MOBILEDIA: The book mentions “transparency” a lot in several different contexts and describes the term’s use but questions if there was any, much less a singular, understanding of what it meant at Facebook, especially in terms of its users. Do you think it is making strides to be more so?

LOSSE: Facebook has become more proactive about communicating with users about upcoming product changes. This is why now, instead of the instant change that users saw when News Feed launched, you see long periods of testing and “opt-in” for new products like Timeline.

MOBILEDIA: Later when you worked with developers, it seemed those interactions were more transparent — do you agree and if so, why the difference?

LOSSE: There are other things like the usage of “cookies” to track user behavior online (this is something that many sites across the Web do) that isn’t necessarily transparent to users. As far as developers go, because Facebook felt that it needed developers to develop on the Platform and because developers spoke the same technical language as FB, it tended to communicate with them more readily, though the power dynamic is still similar in that Facebook holds the reins and makes changes while both developers and users are the position of adjusting and following along.

MOBILEDIA: The constant availability of mobile devices and social media is fueling a widespread “fear of missing out,” or FOMO — when well-laid plans for low-key activities like shopping or staying in to watch a movie may suddenly be up-ended by a smartphone buzzing with a text like “Having drinks at hot new club.”

Constant real-time awareness — through Facebook check-ins and Twitter updates — of the fun everyone is having can spark instant insecurity of FOMO, or fear of missing out. Social media can feel like a dizzying revolving door to ensure people keep coming back. Do you agree?

LOSSE: It is definitely in the interest of social networks to “keep users coming back,” or to “fear that they are missing out” if they aren’t online. This is why so many networks like Twitter and others are sending “email digests” and updates and things like that to users, as if to say, “this is where the action is and you are missing out if you don’t log in.”

MOBILEDIA: What does this mean and what can people do to counter these often unsatisfying and elusive standards?

LOSSE: [One thing] this really means is that the user has become a kind of prime commodity to the site: the user’s updates and content entertains other users and grows the value of the site for the company that owns it. The company can’t afford for the user to stay offline. The user, then, has to be careful that they aren’t being used. If a site is useful to a user, they should use it to the degree they want, but they should be sophisticated about how much they depend on the site. Often, there are other and better ways to live and interact than by doing everything online.

MOBILEDIA: Speaking of people, you say you were “the odd defender of the value of the human,” at Facebook. Were you able to find a community of others interested in defending “the value of human” outside the network or do you think Facebook, algorithms, and technology have rendered it unrecognizable in society?

LOSSE: I believe that the voice of the human will become increasingly important as technology becomes increasingly prevalent and sophisticated. This first wave of social media (2005-2012) was really a first land grab for tech and social media companies. They could harness all this data because people didn’t know much about the technologies.

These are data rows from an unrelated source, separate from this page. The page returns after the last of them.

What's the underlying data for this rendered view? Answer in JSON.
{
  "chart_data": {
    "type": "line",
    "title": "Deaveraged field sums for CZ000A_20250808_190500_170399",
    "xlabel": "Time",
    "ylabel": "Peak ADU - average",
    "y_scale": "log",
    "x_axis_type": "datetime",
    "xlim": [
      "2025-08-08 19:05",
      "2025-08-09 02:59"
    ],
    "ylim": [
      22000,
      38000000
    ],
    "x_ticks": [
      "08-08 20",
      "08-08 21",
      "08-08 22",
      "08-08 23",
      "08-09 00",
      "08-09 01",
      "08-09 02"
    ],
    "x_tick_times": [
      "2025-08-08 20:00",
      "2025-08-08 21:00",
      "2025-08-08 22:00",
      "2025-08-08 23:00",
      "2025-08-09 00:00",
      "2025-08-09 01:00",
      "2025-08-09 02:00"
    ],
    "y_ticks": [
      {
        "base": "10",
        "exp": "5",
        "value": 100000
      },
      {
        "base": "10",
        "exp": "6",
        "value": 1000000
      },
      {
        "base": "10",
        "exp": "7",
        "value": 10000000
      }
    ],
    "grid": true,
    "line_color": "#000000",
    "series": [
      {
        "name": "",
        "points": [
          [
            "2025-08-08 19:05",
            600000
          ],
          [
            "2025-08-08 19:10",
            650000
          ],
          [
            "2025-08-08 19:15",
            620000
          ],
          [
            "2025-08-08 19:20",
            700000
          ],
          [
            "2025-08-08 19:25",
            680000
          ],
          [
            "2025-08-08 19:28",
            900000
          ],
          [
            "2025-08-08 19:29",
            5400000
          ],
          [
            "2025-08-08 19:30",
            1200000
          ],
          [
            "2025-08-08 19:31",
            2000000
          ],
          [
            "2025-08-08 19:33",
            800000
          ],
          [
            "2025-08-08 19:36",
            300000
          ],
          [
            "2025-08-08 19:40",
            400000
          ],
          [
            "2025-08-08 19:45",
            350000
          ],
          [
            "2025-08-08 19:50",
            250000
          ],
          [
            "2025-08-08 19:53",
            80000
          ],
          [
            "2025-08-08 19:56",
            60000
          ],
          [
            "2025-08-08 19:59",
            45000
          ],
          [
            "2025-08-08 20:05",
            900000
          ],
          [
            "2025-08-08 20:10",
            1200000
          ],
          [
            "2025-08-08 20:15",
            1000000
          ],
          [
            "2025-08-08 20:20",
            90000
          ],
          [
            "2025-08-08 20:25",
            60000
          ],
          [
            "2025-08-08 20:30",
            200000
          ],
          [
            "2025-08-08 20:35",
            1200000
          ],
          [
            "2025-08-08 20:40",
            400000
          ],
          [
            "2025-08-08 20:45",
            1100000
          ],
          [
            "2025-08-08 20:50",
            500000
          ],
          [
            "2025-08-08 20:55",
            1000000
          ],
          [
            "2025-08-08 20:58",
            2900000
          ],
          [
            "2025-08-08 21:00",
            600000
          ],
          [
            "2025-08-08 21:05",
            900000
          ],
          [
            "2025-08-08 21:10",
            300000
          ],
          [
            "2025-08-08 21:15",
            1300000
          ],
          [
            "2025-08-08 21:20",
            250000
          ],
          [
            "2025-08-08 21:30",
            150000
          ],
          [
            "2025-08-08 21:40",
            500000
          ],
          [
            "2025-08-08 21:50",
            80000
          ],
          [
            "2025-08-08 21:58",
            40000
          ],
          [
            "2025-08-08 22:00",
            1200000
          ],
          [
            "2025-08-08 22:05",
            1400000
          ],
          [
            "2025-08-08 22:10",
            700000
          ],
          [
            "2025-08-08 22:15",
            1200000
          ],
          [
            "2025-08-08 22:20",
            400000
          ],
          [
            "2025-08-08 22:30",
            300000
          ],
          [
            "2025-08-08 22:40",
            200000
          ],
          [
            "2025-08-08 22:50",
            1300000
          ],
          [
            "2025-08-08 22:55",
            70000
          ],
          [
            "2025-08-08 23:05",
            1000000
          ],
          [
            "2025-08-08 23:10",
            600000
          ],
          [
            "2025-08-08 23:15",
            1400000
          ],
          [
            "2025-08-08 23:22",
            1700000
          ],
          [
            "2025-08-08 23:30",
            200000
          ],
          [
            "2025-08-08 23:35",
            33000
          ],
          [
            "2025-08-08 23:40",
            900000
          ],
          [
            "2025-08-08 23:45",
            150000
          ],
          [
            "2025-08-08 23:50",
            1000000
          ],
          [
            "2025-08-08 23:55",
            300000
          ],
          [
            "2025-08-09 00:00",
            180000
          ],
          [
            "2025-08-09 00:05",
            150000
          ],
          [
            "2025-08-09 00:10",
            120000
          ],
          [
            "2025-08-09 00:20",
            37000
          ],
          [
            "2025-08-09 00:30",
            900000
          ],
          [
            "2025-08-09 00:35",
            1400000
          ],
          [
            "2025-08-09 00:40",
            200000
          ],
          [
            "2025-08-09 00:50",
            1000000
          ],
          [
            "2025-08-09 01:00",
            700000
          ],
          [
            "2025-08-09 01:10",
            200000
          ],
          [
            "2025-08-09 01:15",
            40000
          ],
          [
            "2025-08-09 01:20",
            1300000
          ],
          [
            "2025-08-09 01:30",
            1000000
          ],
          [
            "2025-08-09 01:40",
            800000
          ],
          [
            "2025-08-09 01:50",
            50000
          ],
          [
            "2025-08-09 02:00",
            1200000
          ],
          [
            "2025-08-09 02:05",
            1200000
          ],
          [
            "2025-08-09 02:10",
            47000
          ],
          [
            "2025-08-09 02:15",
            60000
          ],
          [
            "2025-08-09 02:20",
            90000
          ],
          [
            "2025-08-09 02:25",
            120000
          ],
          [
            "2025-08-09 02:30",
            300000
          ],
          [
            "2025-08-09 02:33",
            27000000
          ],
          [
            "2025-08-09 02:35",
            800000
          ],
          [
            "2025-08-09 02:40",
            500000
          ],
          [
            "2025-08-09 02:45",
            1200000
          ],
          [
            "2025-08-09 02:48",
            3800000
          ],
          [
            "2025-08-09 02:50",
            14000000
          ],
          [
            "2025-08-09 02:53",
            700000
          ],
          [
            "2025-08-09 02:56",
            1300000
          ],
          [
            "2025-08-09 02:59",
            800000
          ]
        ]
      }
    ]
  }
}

MOBILEDIA: What place do you think a perspective which “values the human” has in today’s Internet and technology debates?

LOSSE: Now that tech is becoming more mainstream, I think you’ll see more push-back and awareness about what this digitization really means for data and for privacy. There will always be cheerleaders for tech who think that all tech is good, but with growing awareness you’ll also see more sophisticated critiques of the intimate role technology is playing in our lives.

MOBILEDIA: Ms. Losse, thank you very much for your time and offering your insights. We hope to follow up with you soon.